THIS IS A BOX CUTTER, BELINDA
“The audience of tonight’s show has made a special request,” the clown announced in a friendly voice as he grabbed Belinda by the arm. “We all seem to have forgotten about Agnes. We can’t do that. It’s no use the two of us having a party, leaving the star of the show sitting there watching, is it?” He led her to Agnes, who suddenly got very busy squirming in her chair, desperately trying to break free.
“You are the star of tonight. We can’t have the star sitting there all forgotten as the supporting cast gets all the attention. That wouldn’t be fair on you.” He stepped back to make room to shove Belinda in front of her. “So, Belinda, now you’re going to play the role of the executioner. The audience wants you to use the stapler on Agnes.”
“No.” Belinda shook her head. “No!”
“It’s not that hard to do,” the clown said, forcing the stapler into her hand.
Belinda resisted fiercely and after a while the clown relented and let go of her hand. She sank to the floor, crying, as the clown showed Agnes a narrow box cutter that suddenly appeared in his hand like a magic trick. He slid out the blade one notch and took a firm grip around the back of Belinda’s neck and squeezed hard.
Belinda squealed loudly as he shoved the knife into the side of her body, just above the hip.
“This is a box cutter, Belinda,” he sneered in her ear. “You know, the kind of knife you use in the petrol station to cut open cardboard boxes when you fill the shelves with potato chips and candy. I grabbed this one from the shop when I came by to pick you up. You know the kind of knife I’m talking about?”
“Y…Yes.”
“The blade is only one notch out right now.” He turned the knife slightly inside her flesh. “I’m leaving it like this as long as you do what you’re told. If you choose not to do as I tell you, I will slide the blade forward a notch each time I have to repeat myself. That’s about five millimeters more blade inside your body each time. Agnes, wouldn’t you say one notch on this knife is about five millimeters long?”
Agnes just stared at him, wide-eyed, incapable of forming any words, unable to even think.
“Use the stapler,” he said.
Crying, Belinda lifted a shaking hand that was now holding the stapler, to Agnes’s upper arm and squeezed the trigger.
The pain felt like a bee sting. Agnes moaned.
“Again. On her neck.”
Belinda’s hand was shaking so badly. However, she succeeded in lifting the stapler to Agnes’s neck and shooting a staple into her flesh.
“The chin.”
Belinda moved the stapler.
“No, wait a minute,” the clown said. “I’ve got an idea!” He removed the knife from Belinda’s side and took the stapler out of her hands. “I just got the best idea ever. I am sure you girls are going to love it!”
Agnes ripped and tore to free her tied hands.
The clown moved over to the doctor’s bag.
Agnes knew for certain that neither she nor Belinda were going to love his new idea.
YOUR NAME IS YOUR BRAND, YOUR TRADEMARK
“Do you recognize this?” The clown returned behind Belinda and was talking to Agnes. In his right hand, he held Agnes’s name tag from the petrol station. “Why aren’t you wearing your name tag, Agnes?”

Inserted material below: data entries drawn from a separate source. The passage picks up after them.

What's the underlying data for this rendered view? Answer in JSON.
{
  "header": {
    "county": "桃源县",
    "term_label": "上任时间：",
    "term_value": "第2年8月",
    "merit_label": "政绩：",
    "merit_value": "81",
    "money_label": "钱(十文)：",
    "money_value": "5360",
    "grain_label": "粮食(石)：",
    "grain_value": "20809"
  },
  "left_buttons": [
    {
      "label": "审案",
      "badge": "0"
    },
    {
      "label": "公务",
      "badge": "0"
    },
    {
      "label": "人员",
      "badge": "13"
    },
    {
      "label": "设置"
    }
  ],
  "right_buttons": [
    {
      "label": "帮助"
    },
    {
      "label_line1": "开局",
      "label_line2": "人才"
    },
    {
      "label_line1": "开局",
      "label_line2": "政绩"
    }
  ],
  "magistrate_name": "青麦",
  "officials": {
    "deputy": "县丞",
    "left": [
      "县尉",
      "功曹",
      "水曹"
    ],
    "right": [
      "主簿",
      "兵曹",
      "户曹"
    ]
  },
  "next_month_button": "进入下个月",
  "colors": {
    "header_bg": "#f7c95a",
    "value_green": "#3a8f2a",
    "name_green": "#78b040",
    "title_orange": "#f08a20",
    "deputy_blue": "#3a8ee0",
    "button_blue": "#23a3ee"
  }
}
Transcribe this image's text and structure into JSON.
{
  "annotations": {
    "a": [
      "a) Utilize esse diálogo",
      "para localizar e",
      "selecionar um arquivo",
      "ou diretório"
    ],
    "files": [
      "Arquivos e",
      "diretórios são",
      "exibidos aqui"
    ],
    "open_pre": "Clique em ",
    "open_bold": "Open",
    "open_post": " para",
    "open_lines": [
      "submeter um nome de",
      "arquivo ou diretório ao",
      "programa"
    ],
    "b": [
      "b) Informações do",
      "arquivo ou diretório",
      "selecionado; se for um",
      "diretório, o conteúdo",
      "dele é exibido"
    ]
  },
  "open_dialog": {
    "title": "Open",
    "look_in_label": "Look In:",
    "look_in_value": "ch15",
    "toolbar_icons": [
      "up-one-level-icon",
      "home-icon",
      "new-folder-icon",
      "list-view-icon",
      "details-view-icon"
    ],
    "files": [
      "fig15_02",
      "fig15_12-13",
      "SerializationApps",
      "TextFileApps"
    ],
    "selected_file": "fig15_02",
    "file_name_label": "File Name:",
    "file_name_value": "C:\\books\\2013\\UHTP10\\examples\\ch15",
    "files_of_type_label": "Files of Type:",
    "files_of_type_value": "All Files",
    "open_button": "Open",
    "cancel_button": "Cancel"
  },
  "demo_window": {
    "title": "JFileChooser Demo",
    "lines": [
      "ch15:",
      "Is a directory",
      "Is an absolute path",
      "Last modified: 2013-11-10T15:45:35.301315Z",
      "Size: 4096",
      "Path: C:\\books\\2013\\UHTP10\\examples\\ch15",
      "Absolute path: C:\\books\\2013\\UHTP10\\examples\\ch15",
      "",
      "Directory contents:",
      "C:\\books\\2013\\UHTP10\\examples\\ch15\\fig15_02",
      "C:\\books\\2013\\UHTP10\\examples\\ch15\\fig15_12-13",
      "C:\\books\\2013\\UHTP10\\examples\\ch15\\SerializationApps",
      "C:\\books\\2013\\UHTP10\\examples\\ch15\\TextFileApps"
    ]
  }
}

Agnes opened her mouth but no sounds came. She goggled at the little metal tag. It was like seeing something from your past life, stumbling over a forgotten toy in the attic. She couldn’t take her eyes off the name tag.
He flicked the lock on the back side of the name tag, making the long needle spring open. “The most important thing in showbiz, Agnes Birkemose, is to get your name out there. Your name is your brand, your trademark. It’s all about imprinting your name on the minds of your audience. Nothing’s more important than that. You know that, don’t you?”
Paralyzed, Agnes had stopped struggling to free herself from the ropes. She hardly breathed.
“Your brand,” the clown said tenderly. “I’m holding your brand in my hand, Agnes. However, in this show, nobody’s watching me.” He laughed. “Not with two beautiful topless girls in the same room. Not a chance. Belinda?”
“…yes.”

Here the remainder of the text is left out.